Of course it wouldn’t work. Once the soldiers were in and busy killing, nobody would take the chance of pulling out one immune girl. They already had all the data they needed on the virus. If they couldn’t create a cure from that, they never would. He felt rotten for lying to her, for talking her out of doing what she wanted to do. In her place he would try the same thing. If her parents died, she would never forgive him. But, as his mum had said, she would at least be alive to hate. He really was Fanny in miniature.

“It’s the best chance you’ve got of saving them,” he said, putting every ounce of his being into the lie.
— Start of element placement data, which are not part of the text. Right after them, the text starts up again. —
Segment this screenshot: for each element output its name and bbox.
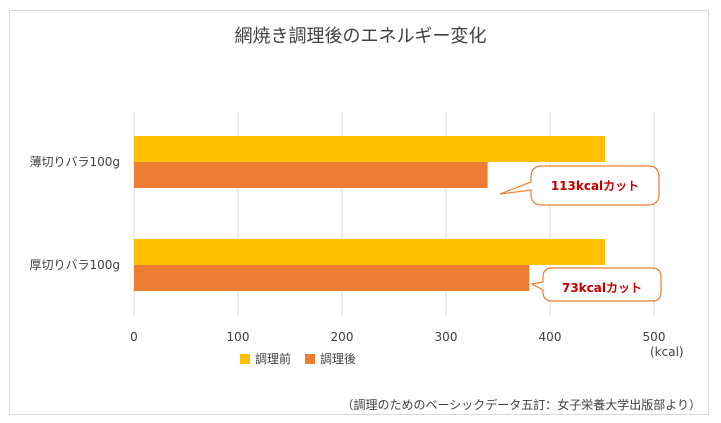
legend-item-after: 調理後 (305, 350, 356, 367)
x-tick-label-500: 500 (643, 330, 666, 344)
legend: 調理前 調理後 (240, 350, 356, 367)
category-label-1: 厚切りバラ100g (29, 258, 120, 272)
legend-label-before: 調理前 (255, 352, 292, 366)
bar-before-1 (134, 239, 606, 265)
callout-label-1: 113kcalカット (550, 179, 640, 193)
chart-frame (9, 10, 709, 415)
callout-box-2 (530, 267, 662, 302)
legend-item-before: 調理前 (240, 350, 291, 367)
bar-after-1 (134, 265, 530, 291)
x-tick-label-300: 300 (435, 330, 458, 344)
legend-swatch-after (305, 353, 316, 364)
callout-label-2: 73kcalカット (561, 281, 642, 295)
category-label-0: 薄切りバラ100g (29, 154, 120, 169)
x-tick-label-400: 400 (539, 330, 562, 344)
chart-title: 網焼き調理後のエネルギー変化 (234, 26, 487, 47)
x-tick-label-100: 100 (227, 330, 250, 344)
x-tick-label-0: 0 (130, 330, 138, 344)
legend-label-after: 調理後 (320, 352, 357, 366)
callout-box-1 (499, 165, 660, 206)
x-axis-unit: (kcal) (650, 345, 684, 359)
bar-after-0 (134, 162, 488, 188)
source-note: （調理のためのベーシックデータ五訂：女子栄養大学出版部より） (341, 398, 701, 412)
bar-before-0 (134, 136, 606, 162)
legend-swatch-before (240, 353, 250, 364)
x-tick-label-200: 200 (331, 330, 354, 344)
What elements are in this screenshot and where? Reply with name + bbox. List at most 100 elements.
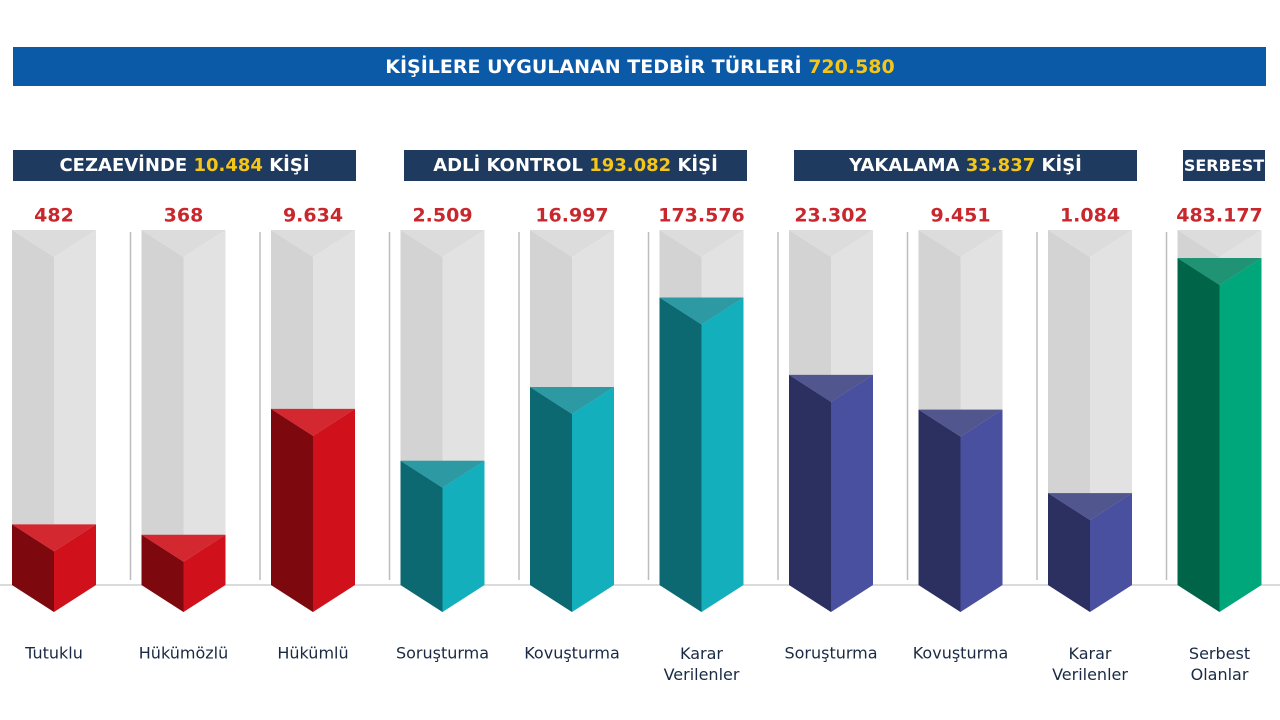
bar-left	[1177, 258, 1220, 612]
group-header-text: YAKALAMA 33.837 KİŞİ	[848, 154, 1082, 176]
group-header-text: CEZAEVİNDE 10.484 KİŞİ	[59, 154, 309, 176]
bar-left	[400, 460, 443, 612]
value-label: 23.302	[794, 205, 867, 227]
group-total: 193.082	[589, 155, 671, 176]
bar-right	[1219, 258, 1262, 612]
bar	[659, 297, 744, 612]
bar	[12, 524, 96, 612]
bar-left	[918, 409, 961, 612]
bar-right	[960, 409, 1003, 612]
value-label: 482	[34, 205, 74, 227]
group-unit: KİŞİ	[269, 154, 309, 176]
bar-right	[54, 524, 96, 612]
group-header	[794, 150, 1137, 181]
bar-top	[400, 460, 485, 488]
bar	[141, 534, 226, 612]
bar-left-shade	[12, 524, 54, 612]
bar-left-shade	[400, 460, 443, 612]
bar-left	[530, 387, 572, 612]
category-label: Tutuklu	[24, 644, 83, 663]
group-header	[404, 150, 747, 181]
bar-left	[789, 374, 831, 612]
column-back-top	[12, 230, 96, 257]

“But what if I lose them? They’re all I’ve got.”

“That’s not true,” Geldof said. “You have us. You have me.”

He held out his hand, hoping that she wouldn’t use it to pull him down, kick him in the nuts, and jump on the bike. Fortunately, she let him pull her to her feet. Her face was streaked with tears, which he thumbed away gently.

“We don’t even know how long we’ll survive,” she said.

Geldof leaned his forehead against hers. “Nobody does. We just need to make the most of the time we have left.”

“You’re not like other boys,” Ruan said.

“Yeah, that’s what all the girls say, usually as they edge away nervously.”

“No, it’s a good thing.”

“I’m glad to hear it. Now, are you coming?”

Ruan nodded, and they walked off hand in hand into what little future they had left.